The first half hour of Herbert Brennon's Peter Pan is an extraordinary piece of filmmaking, masterful in a delicate and unusual way.

Almost all of it takes place in the Darling nursery, on a set that is shot from basically one angle and seems designed to suggest a theatrical stage. I'm guessing that this was a deliberate strategy, meant to associate the film with the celebrated stage productions of Barrie's play, even though it was somewhat anachronistic for a film from 1924. Brennon, however, has taken this limitation as a challenge, and in his own subtle way has mastered it.

The long shots of the set, with a frame that seems to mimic a proscenium arch, are lit with extraordinary care by James Wong Howe. He achieves a stunning impression of depth in the way his lights define discrete spaces within the room and sculpt individual figures within those spaces. Brennon's choreography of movement within the constricted location reinforces the stereometric nature of
Howe's lighting.

Slowly, and with great subtlety, Brennon allows his camera to tentatively explore this space from slightly different angles -- almost like a tease. We never feel that our general sense of watching a stage play is challenged -- but seem suddenly, briefly transported up onto the stage for a privileged view of the action, as in a dream.

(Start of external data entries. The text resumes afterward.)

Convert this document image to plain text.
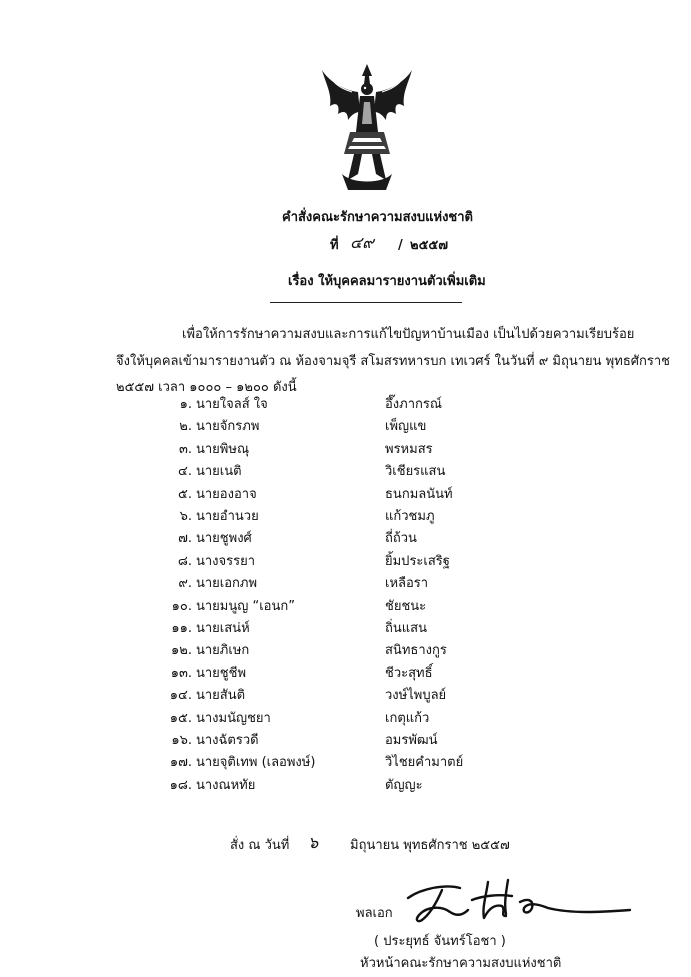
คำสั่งคณะรักษาความสงบแห่งชาติ
ที่ ๔๙ / ๒๕๕๗
เรื่อง ให้บุคคลมารายงานตัวเพิ่มเติม
เพื่อให้การรักษาความสงบและการแก้ไขปัญหาบ้านเมือง เป็นไปด้วยความเรียบร้อย
จึงให้บุคคลเข้ามารายงานตัว ณ ห้องจามจุรี สโมสรทหารบก เทเวศร์ ในวันที่ ๙ มิถุนายน พุทธศักราช
๒๕๕๗ เวลา ๑๐๐๐ – ๑๒๐๐ ดังนี้
๑. นายใจลส์ ใจ	อึ๊งภากรณ์
๒. นายจักรภพ	เพ็ญแข
๓. นายพิษณุ	พรหมสร
๔. นายเนติ	วิเชียรแสน
๕. นายองอาจ	ธนกมลนันท์
๖. นายอำนวย	แก้วชมภู
๗. นายชูพงศ์	ถี่ถ้วน
๘. นางจรรยา	ยิ้มประเสริฐ
๙. นายเอกภพ	เหลือรา
๑๐. นายมนูญ “เอนก”	ชัยชนะ
๑๑. นายเสน่ห์	ถิ่นแสน
๑๒. นายภิเษก	สนิทธางกูร
๑๓. นายชูชีพ	ชีวะสุทธิ์
๑๔. นายสันติ	วงษ์ไพบูลย์
๑๕. นางมนัญชยา	เกตุแก้ว
๑๖. นางฉัตรวดี	อมรพัฒน์
๑๗. นายจุติเทพ (เลอพงษ์)	วิไชยคำมาตย์
๑๘. นางณหทัย	ตัญญะ
สั่ง ณ วันที่ ๖ มิถุนายน พุทธศักราช ๒๕๕๗
พลเอก
( ประยุทธ์ จันทร์โอชา )
หัวหน้าคณะรักษาความสงบแห่งชาติ
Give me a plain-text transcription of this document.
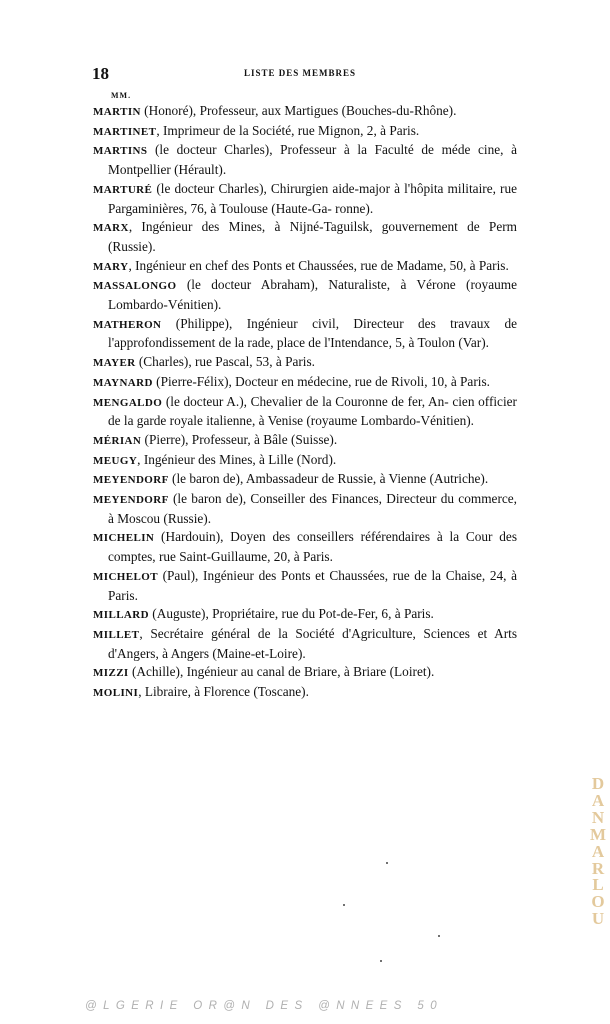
18	LISTE DES MEMBRES
MM.
MARTIN (Honoré), Professeur, aux Martigues (Bouches-du-Rhône).
MARTINET, Imprimeur de la Société, rue Mignon, 2, à Paris.
MARTINS (le docteur Charles), Professeur à la Faculté de méde cine, à Montpellier (Hérault).
MARTURÉ (le docteur Charles), Chirurgien aide-major à l'hôpita militaire, rue Pargaminières, 76, à Toulouse (Haute-Ga- ronne).
MARX, Ingénieur des Mines, à Nijné-Taguilsk, gouvernement de Perm (Russie).
MARY, Ingénieur en chef des Ponts et Chaussées, rue de Madame, 50, à Paris.
MASSALONGO (le docteur Abraham), Naturaliste, à Vérone (royaume Lombardo-Vénitien).
MATHERON (Philippe), Ingénieur civil, Directeur des travaux de l'approfondissement de la rade, place de l'Intendance, 5, à Toulon (Var).
MAYER (Charles), rue Pascal, 53, à Paris.
MAYNARD (Pierre-Félix), Docteur en médecine, rue de Rivoli, 10, à Paris.
MENGALDO (le docteur A.), Chevalier de la Couronne de fer, An- cien officier de la garde royale italienne, à Venise (royaume Lombardo-Vénitien).
MÉRIAN (Pierre), Professeur, à Bâle (Suisse).
MEUGY, Ingénieur des Mines, à Lille (Nord).
MEYENDORF (le baron de), Ambassadeur de Russie, à Vienne (Autriche).
MEYENDORF (le baron de), Conseiller des Finances, Directeur du commerce, à Moscou (Russie).
MICHELIN (Hardouin), Doyen des conseillers référendaires à la Cour des comptes, rue Saint-Guillaume, 20, à Paris.
MICHELOT (Paul), Ingénieur des Ponts et Chaussées, rue de la Chaise, 24, à Paris.
MILLARD (Auguste), Propriétaire, rue du Pot-de-Fer, 6, à Paris.
MILLET, Secrétaire général de la Société d'Agriculture, Sciences et Arts d'Angers, à Angers (Maine-et-Loire).
MIZZI (Achille), Ingénieur au canal de Briare, à Briare (Loiret).
MOLINI, Libraire, à Florence (Toscane).
DANMARLOU
@LGERIE OR@N DES @NNEES 50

The lighting shifts progressively throughout the sequence in a decidedly expressionistic way -- from the high illumination of the opening to the more atmospheric shadows of the room lit by the nightlights. Then Peter appears, and the gears shift radically. Wendy sews Peter's shadow back on in a gorgeous half-silhouette downstage, then Peter dances with his shadow in a circle of light, shot from slightly above, that seems to have no logical source.

When Peter teaches the Darling children to fly, our head-on view of the set is explicitly violated as we see one of the boys flying up towards a camera placed near the ceiling and shooting in a near-reverse angle to the one we've mostly been watching from. It's a shocking and magical shift -- echoing the shock and magic of the child's first flight.

 

Alas, the rest of the film, in Never Land, is not as magical as this first act. The Catalina locations, the studio forest and underground lair, the actors in animal costumes and the actors in human costumes never quite cohere into a vision, despite many delightful passages. The final action sequence on the pirate ship is confused and dull -- until the wondrously choreographed sword battle between the Lost Boys and the pirates lifts it all into magic once again.

The special effects vary in quality, too. Most of the wire-work flying is well done, but the flight of the pirate ship at the end is underwhelming, and some of the superimpositions involving Tinkerbell are poorly executed.

This is a title-heavy film, but the titles are faithful to Barrie's truly charming text, tastefully selected and arranged.

The general result is a very uneven but endlessly fascinating film. Brennon's vaguely perverse sensibility, always delivered with a gossamer touch, is evident most especially in his use and appreciation of Betty Bronson in the title role. She dances the part in a frankly sensual way, and she is unmistakably and delightfully female -- which allows Brennon to exploit an unmentionable eroticism in certain passages.



The half-silhouetted shadow-sewing sequence between Wendy and Peter has the quality of a sexual encounter, and there is nothing innocent in the numerous kissing scenes -- between Bronson and Mary Brian, Bronson and Anna Mae Wong, Bronson and Esther Ralston.

When Peter lies down to sleep on the leaf bed after Wendy and the Lost Boys have left the underground lair, Bronson is photographed in a languorous and sensual and purely feminine pose -- which gives Captain Hook's spying on her a wholly different spin than the narrative might suggest. Hook's hatred of Peter reads as thwarted lust, pure and simple. He knows as well as we do that the creature on that bed is a woman.

Sex in silent movies was a lot more interesting than it is in movies today.